Another reason the distinction between a job and a business matters is that it can help you decide how you want to finance your self-employment: by borrowing your startup costs, or by selling a share of the business’s value. Alternately, this is the difference between self-financing or raising capital from outside investors.
I say these are alternate ways of expressing the same idea because even if you don’t need to actually borrow money, and are instead able to finance your self-employment entirely from savings, you should properly account for that drawdown in savings as a loan from yourself to yourself — you should only “loan” money to yourself if you expect your self-employment to have a higher return than your savings!
If you are creating a job, then self-financing or borrowing money might be more appealing, since a lower percentage of your annual income will go to paying down the debt.
If you are creating a business, then selling a share of the business’s future value to outside investors may be a better option, especially if it allows the business’s potential final value to rise faster.
Finally, this introduces the question of risk. Different industries have acquired different norms for capital structure, partly due to nuances in the tax code, and partly due to real or perceived risks. For example, residential real estate has historically been viewed as a relatively safe business model, which increases the willingness of lenders to lend and decreases the appeal of selling shares (setting aside commercial property conglomerates like REIT’s). After all, the more certain you are in the outcome of your investment, the less willing you should be to split the proceeds with outsiders.

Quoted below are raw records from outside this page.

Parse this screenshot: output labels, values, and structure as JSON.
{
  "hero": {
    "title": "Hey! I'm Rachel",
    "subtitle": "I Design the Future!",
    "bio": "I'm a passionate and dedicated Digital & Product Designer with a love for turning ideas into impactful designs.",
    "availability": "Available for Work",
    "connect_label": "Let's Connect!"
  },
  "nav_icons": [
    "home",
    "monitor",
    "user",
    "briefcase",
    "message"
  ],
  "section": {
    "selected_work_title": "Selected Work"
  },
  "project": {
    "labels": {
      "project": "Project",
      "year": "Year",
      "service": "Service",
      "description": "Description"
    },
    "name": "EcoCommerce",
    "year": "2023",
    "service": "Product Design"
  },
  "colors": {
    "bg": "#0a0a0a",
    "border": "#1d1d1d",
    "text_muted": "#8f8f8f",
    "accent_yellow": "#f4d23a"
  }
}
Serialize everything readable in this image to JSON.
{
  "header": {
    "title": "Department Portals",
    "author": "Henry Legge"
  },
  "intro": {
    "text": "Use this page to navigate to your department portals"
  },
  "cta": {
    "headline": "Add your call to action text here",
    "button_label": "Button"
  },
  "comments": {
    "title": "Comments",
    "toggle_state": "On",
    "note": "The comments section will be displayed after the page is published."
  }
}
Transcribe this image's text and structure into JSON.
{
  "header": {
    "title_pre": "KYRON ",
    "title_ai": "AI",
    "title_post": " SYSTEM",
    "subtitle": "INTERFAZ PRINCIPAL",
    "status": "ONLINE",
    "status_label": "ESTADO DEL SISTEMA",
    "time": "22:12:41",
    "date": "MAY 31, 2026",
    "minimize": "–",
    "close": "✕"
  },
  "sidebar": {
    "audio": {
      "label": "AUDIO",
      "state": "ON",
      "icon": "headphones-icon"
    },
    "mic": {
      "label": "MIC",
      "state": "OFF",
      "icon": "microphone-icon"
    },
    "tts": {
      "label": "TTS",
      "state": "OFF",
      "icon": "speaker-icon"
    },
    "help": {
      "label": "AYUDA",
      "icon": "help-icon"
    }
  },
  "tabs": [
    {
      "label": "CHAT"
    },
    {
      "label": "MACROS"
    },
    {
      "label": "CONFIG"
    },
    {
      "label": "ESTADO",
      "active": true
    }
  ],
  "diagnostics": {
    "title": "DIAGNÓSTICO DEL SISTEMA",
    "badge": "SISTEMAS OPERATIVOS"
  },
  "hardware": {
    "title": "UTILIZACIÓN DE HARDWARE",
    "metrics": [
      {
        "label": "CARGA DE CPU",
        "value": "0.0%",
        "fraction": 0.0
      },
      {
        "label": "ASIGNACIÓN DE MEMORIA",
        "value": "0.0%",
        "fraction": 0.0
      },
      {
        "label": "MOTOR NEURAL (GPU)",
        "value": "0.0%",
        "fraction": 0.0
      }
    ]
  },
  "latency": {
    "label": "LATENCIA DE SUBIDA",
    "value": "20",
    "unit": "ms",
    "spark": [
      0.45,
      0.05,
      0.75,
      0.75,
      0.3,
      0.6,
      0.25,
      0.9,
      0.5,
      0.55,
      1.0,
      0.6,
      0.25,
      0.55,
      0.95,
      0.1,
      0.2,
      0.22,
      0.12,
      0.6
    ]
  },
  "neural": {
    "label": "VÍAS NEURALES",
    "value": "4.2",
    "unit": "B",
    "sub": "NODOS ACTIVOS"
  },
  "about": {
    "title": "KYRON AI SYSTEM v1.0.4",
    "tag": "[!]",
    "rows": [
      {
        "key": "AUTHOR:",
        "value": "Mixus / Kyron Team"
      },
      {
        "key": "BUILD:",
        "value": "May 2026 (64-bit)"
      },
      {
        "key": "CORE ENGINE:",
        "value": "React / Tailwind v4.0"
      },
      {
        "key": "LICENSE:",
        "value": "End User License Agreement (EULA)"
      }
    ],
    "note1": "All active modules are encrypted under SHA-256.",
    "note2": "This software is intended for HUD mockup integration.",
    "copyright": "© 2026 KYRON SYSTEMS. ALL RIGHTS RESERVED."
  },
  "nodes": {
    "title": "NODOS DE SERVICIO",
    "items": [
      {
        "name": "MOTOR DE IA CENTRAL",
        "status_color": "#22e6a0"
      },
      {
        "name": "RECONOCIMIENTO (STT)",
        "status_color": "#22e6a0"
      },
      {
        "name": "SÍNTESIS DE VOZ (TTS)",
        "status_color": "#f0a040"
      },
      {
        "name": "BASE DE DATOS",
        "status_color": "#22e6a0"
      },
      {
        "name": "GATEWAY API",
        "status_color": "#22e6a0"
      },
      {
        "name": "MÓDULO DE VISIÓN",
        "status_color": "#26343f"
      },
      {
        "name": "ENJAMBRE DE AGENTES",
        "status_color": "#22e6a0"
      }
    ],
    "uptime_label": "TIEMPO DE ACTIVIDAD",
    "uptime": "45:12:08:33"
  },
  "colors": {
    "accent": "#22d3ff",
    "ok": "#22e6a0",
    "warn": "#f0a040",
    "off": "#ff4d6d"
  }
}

Conversely, new restaurants have historically had very high failure rates, which decreases the willingness of lenders to provide cash they’re unlikely to see repaid, and leads outside investors to demand a relatively high stake in future earnings (this is why top restaurants are invariably owned by LLC’s ending in “Group.” Celebrity chef José Andrés is the face of the Think Food Group, for instance; it’s a group of investors, not a group of restaurants).
Your own decision whether to self-finance, borrow, or raise outside capital should certainly be informed by these norms, but not determined by them. There’s an unfortunate tendency to believe that the only reason anyone should consider becoming self-employed is to become fabulously wealthy.
But this isn’t a law of nature or economics; if Danny Meyer wanted, he could have kept selling burgers and shakes out of a cart in Central Park. This isn’t a criticism of Danny Meyer or the Shake Shack empire, it’s merely to point out that how you decide to build and grow your job, or your business, is a choice, and there’s no rule that says you have to make the decisions that leave you with the highest net worth on your deathbed.